Under Landrus’ direction, Carpenter learned more about agriculture outside of her pig raising. She grew in her skills with technology, speech, sales and SolidWorks, which is a design software used to create products like machine parts. Using that knowledge, Carpenter is hoping to become a doctor of veterinary medicine, specializing in large animals at the University of Idaho.
“I think that really allowed for me to get more of a wider range of what agriculture really is,” Carpenter said. “That’s, I think, what’s kept me sticking in this. There’s so much merit in agriculture because it’s more than just farming.”
As part of the FFA, students are involved in the Asotin County Fair, where they enter flowers and metal art as well as having a livestock judging competition.
FFA has many fundraising events that are popular in the community. Flowers of different colors are planted into bowl-shaped baskets with many people purchasing flowers every year.
“It’s the same people that come in every year,” Smith said. “I know my grandma has gotten a bowl, a hanging basket, (since) forever.”
Another popular fundraiser is the enchilada sales, which sells about 1,400 a year. It takes a full day to make the enchiladas.
Those fundraisers pay for FFA’s trips to competitions. The competition takes place starting in the spring and then nationals in the fall. The competitions are divided into subdistricts, districts, state and then national. If someone places in the top spots then they move on to the next round until nationals.
“It’s definitely a challenge, especially with how competitive agriculture is around here,” Carpenter said. “Everyone’s drive to succeed is definitely very inspiring and it creates for a very challenging competition. But I think that’s the best aspect of it.”
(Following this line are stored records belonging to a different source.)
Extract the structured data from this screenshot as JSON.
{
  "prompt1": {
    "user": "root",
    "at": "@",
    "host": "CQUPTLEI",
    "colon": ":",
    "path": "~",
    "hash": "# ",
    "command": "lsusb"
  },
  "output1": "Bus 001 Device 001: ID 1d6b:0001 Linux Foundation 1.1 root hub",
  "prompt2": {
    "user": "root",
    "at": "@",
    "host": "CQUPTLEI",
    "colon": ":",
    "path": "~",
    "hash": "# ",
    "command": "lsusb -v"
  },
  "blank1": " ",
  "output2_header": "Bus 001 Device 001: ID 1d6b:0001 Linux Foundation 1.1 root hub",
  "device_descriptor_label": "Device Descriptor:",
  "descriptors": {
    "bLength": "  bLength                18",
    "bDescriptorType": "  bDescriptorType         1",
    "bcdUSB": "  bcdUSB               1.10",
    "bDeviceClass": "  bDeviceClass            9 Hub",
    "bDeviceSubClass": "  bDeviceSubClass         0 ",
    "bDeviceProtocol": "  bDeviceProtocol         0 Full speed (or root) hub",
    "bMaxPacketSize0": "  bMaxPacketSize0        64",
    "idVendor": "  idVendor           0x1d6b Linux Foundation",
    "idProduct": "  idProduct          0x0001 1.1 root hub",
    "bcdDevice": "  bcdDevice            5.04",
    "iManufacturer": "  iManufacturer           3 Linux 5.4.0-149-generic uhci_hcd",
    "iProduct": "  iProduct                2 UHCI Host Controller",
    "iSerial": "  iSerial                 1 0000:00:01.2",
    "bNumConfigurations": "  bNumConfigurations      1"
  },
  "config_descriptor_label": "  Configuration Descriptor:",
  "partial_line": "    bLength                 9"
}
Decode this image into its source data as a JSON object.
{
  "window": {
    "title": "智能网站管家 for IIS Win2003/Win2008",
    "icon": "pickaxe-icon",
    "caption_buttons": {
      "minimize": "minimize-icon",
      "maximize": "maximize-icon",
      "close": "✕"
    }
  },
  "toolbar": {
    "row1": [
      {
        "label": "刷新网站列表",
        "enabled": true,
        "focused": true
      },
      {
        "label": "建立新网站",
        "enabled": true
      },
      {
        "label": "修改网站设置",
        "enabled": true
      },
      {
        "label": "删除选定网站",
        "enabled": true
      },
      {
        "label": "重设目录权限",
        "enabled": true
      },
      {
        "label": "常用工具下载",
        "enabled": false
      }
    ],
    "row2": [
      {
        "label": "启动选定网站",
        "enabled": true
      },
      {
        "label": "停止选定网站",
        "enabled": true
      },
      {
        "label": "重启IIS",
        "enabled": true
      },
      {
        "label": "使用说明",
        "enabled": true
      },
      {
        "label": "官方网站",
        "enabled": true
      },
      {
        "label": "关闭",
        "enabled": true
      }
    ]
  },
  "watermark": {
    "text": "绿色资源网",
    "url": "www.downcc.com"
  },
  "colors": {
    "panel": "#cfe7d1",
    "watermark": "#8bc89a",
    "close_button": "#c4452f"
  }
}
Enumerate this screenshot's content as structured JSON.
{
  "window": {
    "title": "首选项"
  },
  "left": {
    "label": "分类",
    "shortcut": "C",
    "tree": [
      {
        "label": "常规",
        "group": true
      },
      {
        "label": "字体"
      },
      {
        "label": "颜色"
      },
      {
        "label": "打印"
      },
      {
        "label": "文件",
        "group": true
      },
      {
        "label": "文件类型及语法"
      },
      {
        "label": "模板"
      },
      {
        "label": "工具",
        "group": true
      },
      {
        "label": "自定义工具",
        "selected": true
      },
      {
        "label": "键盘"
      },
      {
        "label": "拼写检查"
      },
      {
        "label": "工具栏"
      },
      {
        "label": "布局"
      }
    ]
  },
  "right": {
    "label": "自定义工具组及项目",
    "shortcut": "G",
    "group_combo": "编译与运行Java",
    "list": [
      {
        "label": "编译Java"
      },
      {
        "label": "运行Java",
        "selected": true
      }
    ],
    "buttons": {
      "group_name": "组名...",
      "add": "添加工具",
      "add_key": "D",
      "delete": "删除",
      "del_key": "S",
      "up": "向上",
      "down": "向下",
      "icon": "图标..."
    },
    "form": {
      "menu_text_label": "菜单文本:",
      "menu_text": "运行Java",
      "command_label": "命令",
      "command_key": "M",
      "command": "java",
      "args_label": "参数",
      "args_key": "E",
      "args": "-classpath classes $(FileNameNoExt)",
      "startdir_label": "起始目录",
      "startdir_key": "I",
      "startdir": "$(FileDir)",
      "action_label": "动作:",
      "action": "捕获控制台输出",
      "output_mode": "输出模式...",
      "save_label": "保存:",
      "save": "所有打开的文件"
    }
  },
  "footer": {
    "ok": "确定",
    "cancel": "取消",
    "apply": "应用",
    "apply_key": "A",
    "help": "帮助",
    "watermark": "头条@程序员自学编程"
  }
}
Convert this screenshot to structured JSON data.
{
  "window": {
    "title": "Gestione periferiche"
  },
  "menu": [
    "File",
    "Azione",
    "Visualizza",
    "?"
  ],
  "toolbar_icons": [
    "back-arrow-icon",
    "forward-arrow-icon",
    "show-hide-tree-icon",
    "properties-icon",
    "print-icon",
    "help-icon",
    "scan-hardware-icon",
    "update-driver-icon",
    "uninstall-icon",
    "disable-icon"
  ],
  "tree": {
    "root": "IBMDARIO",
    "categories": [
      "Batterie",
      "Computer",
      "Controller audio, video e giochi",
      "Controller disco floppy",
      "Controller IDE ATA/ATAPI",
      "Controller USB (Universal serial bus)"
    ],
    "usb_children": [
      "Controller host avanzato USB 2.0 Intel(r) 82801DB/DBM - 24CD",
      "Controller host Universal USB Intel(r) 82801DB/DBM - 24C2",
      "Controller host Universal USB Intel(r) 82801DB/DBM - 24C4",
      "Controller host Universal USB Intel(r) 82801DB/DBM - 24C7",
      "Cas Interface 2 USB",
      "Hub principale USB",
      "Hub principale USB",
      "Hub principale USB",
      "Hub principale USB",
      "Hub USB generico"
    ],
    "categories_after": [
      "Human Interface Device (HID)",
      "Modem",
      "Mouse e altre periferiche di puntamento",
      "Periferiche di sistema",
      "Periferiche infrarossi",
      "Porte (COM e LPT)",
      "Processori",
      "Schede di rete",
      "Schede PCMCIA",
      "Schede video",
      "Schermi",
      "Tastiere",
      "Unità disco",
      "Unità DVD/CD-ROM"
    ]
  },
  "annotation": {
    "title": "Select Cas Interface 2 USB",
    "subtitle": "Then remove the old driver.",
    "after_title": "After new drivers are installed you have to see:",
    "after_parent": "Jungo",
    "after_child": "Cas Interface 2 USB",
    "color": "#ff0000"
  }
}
Vice President Peter Eggleston, a senior, said the parliamentary procedure is one of the hardest categories to compete in. Part of it is a test, there’s memorization and questions that contestants have to answer.
“It’s highly competitive in our area,” Eggleston said. “Then once you get to the national level, it’s one of the most well-known events and so therefore highly competitive.”
Carpenter competed at the state and national level in Indianapolis for public speaking on brucellosis, a cattle disease.
“These competitions are the best experiences that I’ve had personally in FFA,” Carpenter said. “It’s a lot of leaning on each other and learning how to work together, especially being so far away from home, you’re away from your support system. So we’ve been able to create our own support system within our little teams and definitely as a chapter as a whole. It’s more like a family scenario than it is just an extracurricular.”
That connection will make it hard for Carpenter to leave when she graduates.
“I’m definitely going to reminisce on the memories that I’ve made the last four years,” she said.